Sound Bytes: Varsities must boost efforts to control radicalisationArchive
ISLAMABAD: Reports that universities and higher education institutions are rapidly becoming hubs of extremism and breeding grounds for militant organisations abound, leaving parents, teachers and various segments of society alarmed. And yet, so far, no practical steps have been taken by authorities against the elements purportedly infiltrating our campuses.
While universities’ administrations and student groups have their own views on the matter, the government’s response has been lukewarm so far.
Dr Mukhtar Ahmed, chairman of the Higher Education Commission (HEC), shares his thoughts on the issue and proposes a strategy to fight this challenge.
Q: Do you agree with the notion that universities are rapidly becoming incubators of militants?
A: No, radicalisation and extremism have become significant concerns all over the world regardless of religion.
The proliferation of communication technologies and easy access to all strains of literature and information has been the primary cause of this phenomenon. Universities, being a part of society, cannot remain isolated. However, the occurrence of one or two incidents on campuses should not be taken to mean that universities are incubating militancy.
Q: Why do you think people believe that a majority of higher education institutions are being radicalised?
A: An increasing number of people are of the view that university managements need to respond and curb opportunities that facilitate radicalisation at universities.
Q: What are the reasons why young students or teachers may feel an inclination towards extremism?
A: There is a lack of tolerance in society all around the world and Pakistan is no exception. Increasing income disparity and lack of equitable access to justice, education and healthcare are some of the reasons along with unemployment. Hatred is being promoted rapidly because of the unprecedented connectivity available to the younger generations today, making them the most vulnerable segment of society.
Q: What actions would you suggest in order to de-radicalise educational institutions?
A: i. Enrolment of students in accordance with academic and physical resources available with the institution for better management and supervision of students, faculty and non-faculty members of academic institutions.
ii. Gainful employment of students in sports and co-curricular activities.
iii. Revival of institutions of tutorials and establishing counselling offices.
iv. Strict monitoring of unauthorised entries to institutions especially in hostels where only authorised university students should be allowed to enter and live.
v. Holding seminars and conferences on key issues to inculcate awareness and improve understanding of subjects often used to preach extremism.
Q: Do you think that universities and other higher education institutions are doing enough to stop students from developing an extremist mindset?

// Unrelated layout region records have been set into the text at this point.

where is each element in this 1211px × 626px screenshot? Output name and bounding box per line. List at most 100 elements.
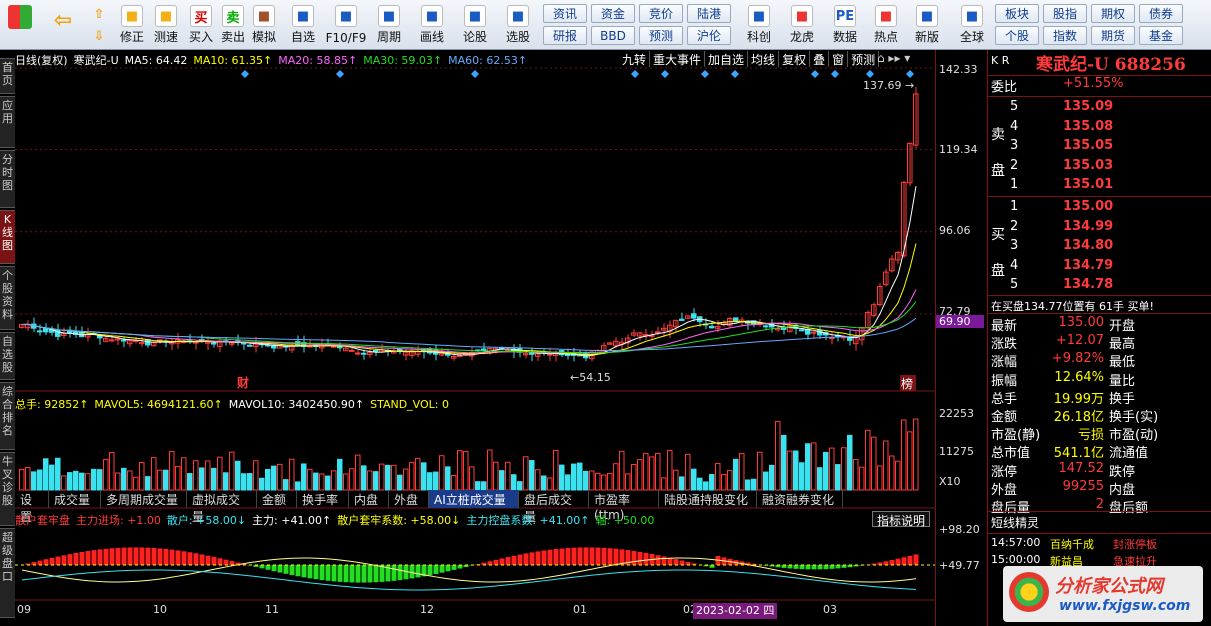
toolbar-dragon-button[interactable]: ■ 龙虎 <box>787 3 817 47</box>
quote-label-2: 量比 <box>1109 373 1136 389</box>
bottom-tab-5[interactable]: 换手率 <box>297 490 349 508</box>
toolbar-folder-button[interactable]: ■ 自选 <box>289 3 317 47</box>
axis-vol-0: 22253 <box>939 407 974 420</box>
candle <box>367 351 373 355</box>
toolbar-clock-button[interactable]: ■ 测速 <box>151 3 181 47</box>
volume-bar <box>427 472 433 491</box>
toolbar-select-button[interactable]: ■ 选股 <box>503 3 533 47</box>
quote-row: 总市值 541.1亿 流通值 <box>988 442 1211 461</box>
kline-btn-1[interactable]: 重大事件 <box>650 51 706 67</box>
toolbar-label: 选股 <box>505 30 530 44</box>
left-tab-5[interactable]: 自选股 <box>0 332 15 380</box>
kline-btn-4[interactable]: 复权 <box>779 51 811 67</box>
app-logo[interactable] <box>4 3 36 47</box>
kline-chart[interactable]: 137.69 → ←54.15 财 榜 <box>15 50 935 626</box>
kline-btn-6[interactable]: 窗 <box>829 51 849 67</box>
kline-btn-7[interactable]: 预测 <box>848 51 880 67</box>
toolbar-sell-button[interactable]: 卖卖出 <box>219 3 247 47</box>
toolbar-label: 新版 <box>914 30 939 44</box>
small-btn-8[interactable]: 板块 <box>995 4 1039 23</box>
chart-area[interactable]: 137.69 → ←54.15 财 榜 日线(复权) 寒武纪-U MA5: 64.42 MA… <box>15 50 935 626</box>
small-btn-13[interactable]: 指数 <box>1043 26 1087 45</box>
volume-bar <box>157 469 163 491</box>
indicator-help-button[interactable]: 指标说明 <box>872 511 931 528</box>
mavol5-label: MAVOL5: 4694121.60↑ <box>94 398 223 411</box>
quote-label: 金额 <box>991 410 1018 425</box>
up-button[interactable]: ⇧ <box>87 3 111 25</box>
bottom-tab-8[interactable]: AI立桩成交量 <box>429 490 519 508</box>
small-btn-3[interactable]: 陆港 <box>687 4 731 23</box>
small-btn-6[interactable]: 预测 <box>639 26 683 45</box>
bottom-tab-10[interactable]: 市盈率(ttm) <box>589 490 659 522</box>
small-btn-15[interactable]: 基金 <box>1139 26 1183 45</box>
ind-f: 轴: +50.00 <box>595 514 655 527</box>
left-tab-2[interactable]: 分时图 <box>0 150 15 208</box>
down-button[interactable]: ⇩ <box>87 25 111 47</box>
volume-header: 总手: 92852↑ MAVOL5: 4694121.60↑ MAVOL10: 34… <box>15 396 455 412</box>
bottom-tab-0[interactable]: 设置 <box>15 490 49 524</box>
volume-bar <box>67 472 73 491</box>
candle <box>655 331 661 334</box>
jingling-row[interactable]: 14:57:00 百纳千成 封涨停板 <box>988 534 1211 551</box>
candle <box>349 349 355 352</box>
toolbar-pe-button[interactable]: PE 数据 <box>830 3 860 47</box>
small-btn-2[interactable]: 竞价 <box>639 4 683 23</box>
menu-expand-icon[interactable]: ⌂ ▸▸ ▾ <box>877 51 911 65</box>
left-tab-6[interactable]: 综合排名 <box>0 382 15 450</box>
small-btn-12[interactable]: 个股 <box>995 26 1039 45</box>
left-tab-4[interactable]: 个股资料 <box>0 266 15 330</box>
small-btn-5[interactable]: BBD <box>591 26 635 45</box>
small-btn-11[interactable]: 债券 <box>1139 4 1183 23</box>
bang-marker-bg <box>900 375 916 391</box>
left-tabs: 首页 应用分时图 K线图个股资料自选股综合排名牛叉诊股超级盘口 <box>0 50 15 626</box>
small-btn-1[interactable]: 资金 <box>591 4 635 23</box>
toolbar-f10-button[interactable]: ■ F10/F9 <box>326 3 366 47</box>
bottom-tab-7[interactable]: 外盘 <box>389 490 429 508</box>
toolbar-period-button[interactable]: ■ 周期 <box>374 3 404 47</box>
left-tab-1[interactable]: 应用 <box>0 96 15 148</box>
candle <box>625 337 631 344</box>
small-btn-4[interactable]: 研报 <box>543 26 587 45</box>
toolbar-pencil-button[interactable]: ■ 画线 <box>417 3 447 47</box>
bottom-tab-1[interactable]: 成交量 <box>49 490 101 508</box>
volume-bar <box>31 471 37 491</box>
bottom-tab-9[interactable]: 盘后成交量 <box>519 490 589 524</box>
bottom-tab-12[interactable]: 融资融券变化 <box>757 490 843 508</box>
toolbar-newver-button[interactable]: ■ 新版 <box>912 3 942 47</box>
kline-btn-3[interactable]: 均线 <box>748 51 780 67</box>
kline-btn-0[interactable]: 九转 <box>619 51 651 67</box>
volume-bar <box>433 471 439 491</box>
small-btn-14[interactable]: 期货 <box>1091 26 1135 45</box>
toolbar-forum-button[interactable]: ■ 论股 <box>460 3 490 47</box>
small-btn-10[interactable]: 期权 <box>1091 4 1135 23</box>
toolbar-globe-button[interactable]: ■ 全球 <box>957 3 987 47</box>
small-btn-7[interactable]: 沪伦 <box>687 26 731 45</box>
left-tab-8[interactable]: 超级盘口 <box>0 528 15 618</box>
toolbar-edit-button[interactable]: ■ 修正 <box>118 3 146 47</box>
volume-bar <box>649 456 655 491</box>
kline-btn-5[interactable]: 叠 <box>810 51 830 67</box>
toolbar-kechuang-button[interactable]: ■ 科创 <box>744 3 774 47</box>
volume-bar <box>823 451 829 491</box>
back-button[interactable]: ⇦ <box>48 3 78 47</box>
left-tab-3[interactable]: K线图 <box>0 210 15 264</box>
volume-bar <box>55 457 61 491</box>
small-btn-9[interactable]: 股指 <box>1043 4 1087 23</box>
toolbar-buy-button[interactable]: 买买入 <box>187 3 215 47</box>
bottom-tab-2[interactable]: 多周期成交量 <box>101 490 187 508</box>
ma10-line <box>21 243 917 356</box>
ask-row: 1 135.01 <box>988 177 1211 195</box>
left-tab-7[interactable]: 牛叉诊股 <box>0 452 15 526</box>
volume-bar <box>463 450 469 491</box>
toolbar-hot-button[interactable]: ■ 热点 <box>871 3 901 47</box>
bottom-tab-6[interactable]: 内盘 <box>349 490 389 508</box>
bottom-tab-3[interactable]: 虚拟成交量 <box>187 490 257 524</box>
jingling-row[interactable]: 15:00:00 新益昌 急速拉升 <box>988 551 1211 568</box>
toolbar-hammer-button[interactable]: ■ 模拟 <box>250 3 278 47</box>
ask-row: 2 135.03 <box>988 158 1211 176</box>
left-tab-0[interactable]: 首页 <box>0 58 15 94</box>
bottom-tab-11[interactable]: 陆股通持股变化 <box>659 490 757 508</box>
bottom-tab-4[interactable]: 金额 <box>257 490 297 508</box>
kline-btn-2[interactable]: 加自选 <box>705 51 749 67</box>
small-btn-0[interactable]: 资讯 <box>543 4 587 23</box>
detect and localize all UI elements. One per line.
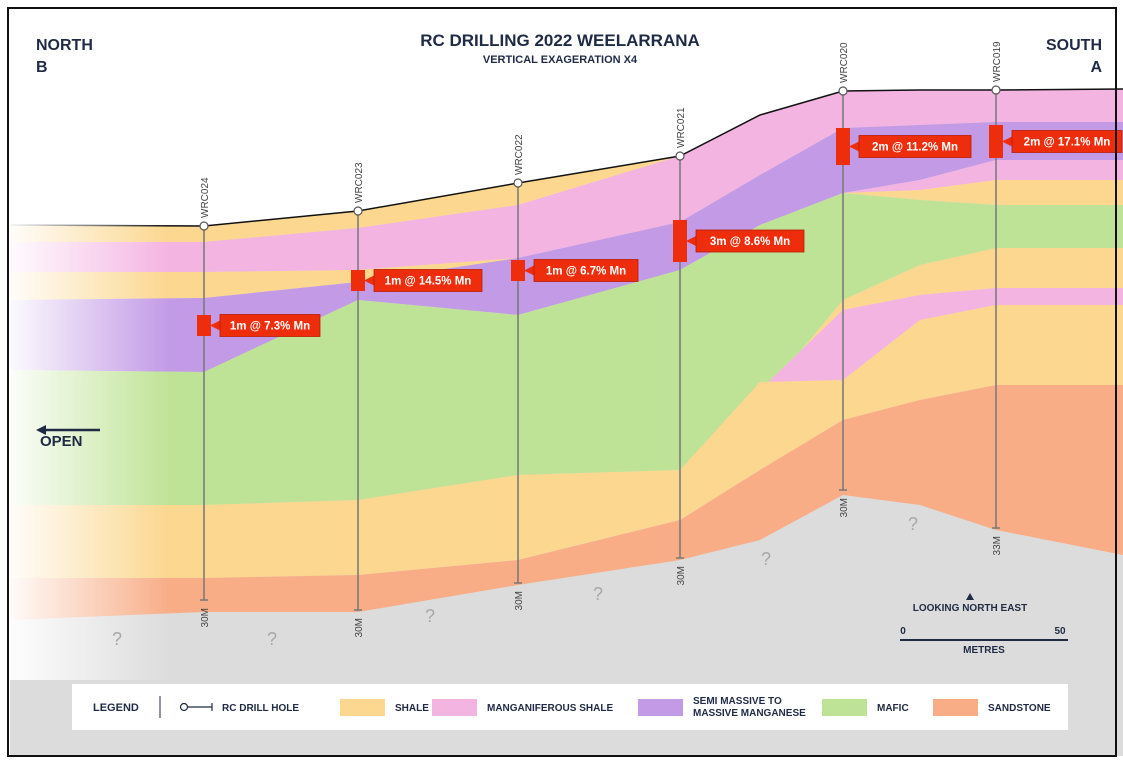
legend-swatch [822, 699, 867, 716]
unknown-marker: ? [908, 514, 918, 534]
hole-depth: 30M [676, 566, 687, 585]
orientation-label: LOOKING NORTH EAST [913, 603, 1027, 614]
intercept-bar [673, 220, 687, 262]
left-section: B [36, 59, 48, 76]
legend-swatch [340, 699, 385, 716]
unknown-marker: ? [761, 549, 771, 569]
left-fade [10, 200, 170, 680]
hole-name: WRC020 [839, 42, 850, 83]
intercept-label: 2m @ 11.2% Mn [872, 142, 958, 154]
unknown-marker: ? [425, 606, 435, 626]
subtitle: VERTICAL EXAGERATION X4 [483, 54, 638, 66]
intercept-bar [836, 128, 850, 165]
legend: LEGEND RC DRILL HOLE SHALE MANGANIFEROUS S… [72, 684, 1068, 730]
legend-label: SEMI MASSIVE TO [693, 696, 782, 707]
hole-depth: 30M [514, 591, 525, 610]
scale-start: 0 [900, 626, 906, 637]
legend-label: RC DRILL HOLE [222, 703, 299, 714]
open-label: OPEN [40, 433, 83, 450]
unknown-marker: ? [112, 629, 122, 649]
legend-label: SANDSTONE [988, 703, 1051, 714]
hole-depth: 30M [354, 618, 365, 637]
legend-swatch [432, 699, 477, 716]
legend-swatch [933, 699, 978, 716]
intercept-bar [511, 260, 525, 281]
hole-depth: 30M [839, 498, 850, 517]
hole-name: WRC024 [200, 177, 211, 218]
unknown-marker: ? [593, 584, 603, 604]
unknown-marker: ? [267, 629, 277, 649]
scale-unit: METRES [963, 645, 1005, 656]
intercept-label: 1m @ 6.7% Mn [546, 266, 626, 278]
hole-name: WRC021 [676, 107, 687, 148]
legend-title: LEGEND [93, 702, 139, 714]
legend-label: MAFIC [877, 703, 909, 714]
hole-name: WRC023 [354, 162, 365, 203]
cross-section: WRC024 30M 1m @ 7.3% Mn WRC023 30M 1m @ 14.5%… [0, 0, 1123, 764]
hole-collar [514, 179, 522, 187]
legend-swatch [638, 699, 683, 716]
hole-depth: 30M [200, 608, 211, 627]
hole-collar [676, 152, 684, 160]
legend-label: MASSIVE MANGANESE [693, 708, 806, 719]
scale-end: 50 [1054, 626, 1066, 637]
hole-collar [354, 207, 362, 215]
hole-collar [992, 86, 1000, 94]
intercept-label: 1m @ 14.5% Mn [385, 276, 472, 288]
hole-collar [200, 222, 208, 230]
intercept-label: 3m @ 8.6% Mn [710, 236, 790, 248]
hole-name: WRC022 [514, 134, 525, 175]
legend-label: MANGANIFEROUS SHALE [487, 703, 613, 714]
intercept-bar [351, 270, 365, 291]
hole-name: WRC019 [992, 41, 1003, 82]
legend-label: SHALE [395, 703, 429, 714]
right-section: A [1090, 59, 1102, 76]
hole-depth: 33M [992, 536, 1003, 555]
hole-collar [839, 87, 847, 95]
legend-hole-collar [181, 704, 188, 711]
intercept-label: 1m @ 7.3% Mn [230, 321, 310, 333]
intercept-bar [989, 125, 1003, 158]
left-direction: NORTH [36, 37, 93, 54]
title: RC DRILLING 2022 WEELARRANA [420, 31, 700, 50]
intercept-label: 2m @ 17.1% Mn [1024, 137, 1111, 149]
intercept-bar [197, 315, 211, 336]
right-direction: SOUTH [1046, 37, 1102, 54]
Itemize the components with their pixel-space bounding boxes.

A: Given the new realities discussed above, universities and higher education institutions will need to strategise and enhance efforts to control the threat of radicalisation.
Q: Do you plan on taking action against those institutions that fail to protect their students from exposure to extremist ideas?
A: The HEC, in consultation with heads of higher education institutions, is already involved in discussing the role of the university faculty and management in curbing and discouraging such occurrences. We are looking to engage students and encourage them to get involved in positive educational activities for personal development.
Q: Do you think that higher education institutions should take help from law enforcement agencies in this regard?
A: There is a need to identify weak areas and gaps to control the situation and seek the support of relevant institutions on a selective basis.
Q: Has the HEC asked universities to generate counter-narratives against extremism?
A: Yes, the Higher Education Commission took up the issue at the Vice Chancellors Conference, where we discussed possible weaknesses and ways to control them. The issue had been earlier taken up at a recent seminar jointly organised by the Inter-Services Public Relations, the military’s media affairs wing, and the HEC where all vice chancellors were informed about the existing situation and their roles and responsibilities in this regard.
Q: What counter-narratives could universities create to prevent students and teachers from falling into the trap of extremism?
A: Islam is a religion of peace which teaches respect for life, property and the dignity of people. We need to preach the teachings of Islam and illustrate, using modern multi-media tools, how Prophet Muhammad (PBUH) had responded to various challenges of extremism and radicalism during his life.
Q: Do you think that law enforcement agencies have done enough to keep militants away from universities?
A: There is always room for improvement, and we would prefer to address the situation by improving the participation of stakeholders, and through coordination and monitoring.
Q: Do you need the government’s support in fighting this challenge?
Ans: Yes. We do rely on the government for political, financial and administrative help in order to check radicalisation and to involve students in gainful and productive activities.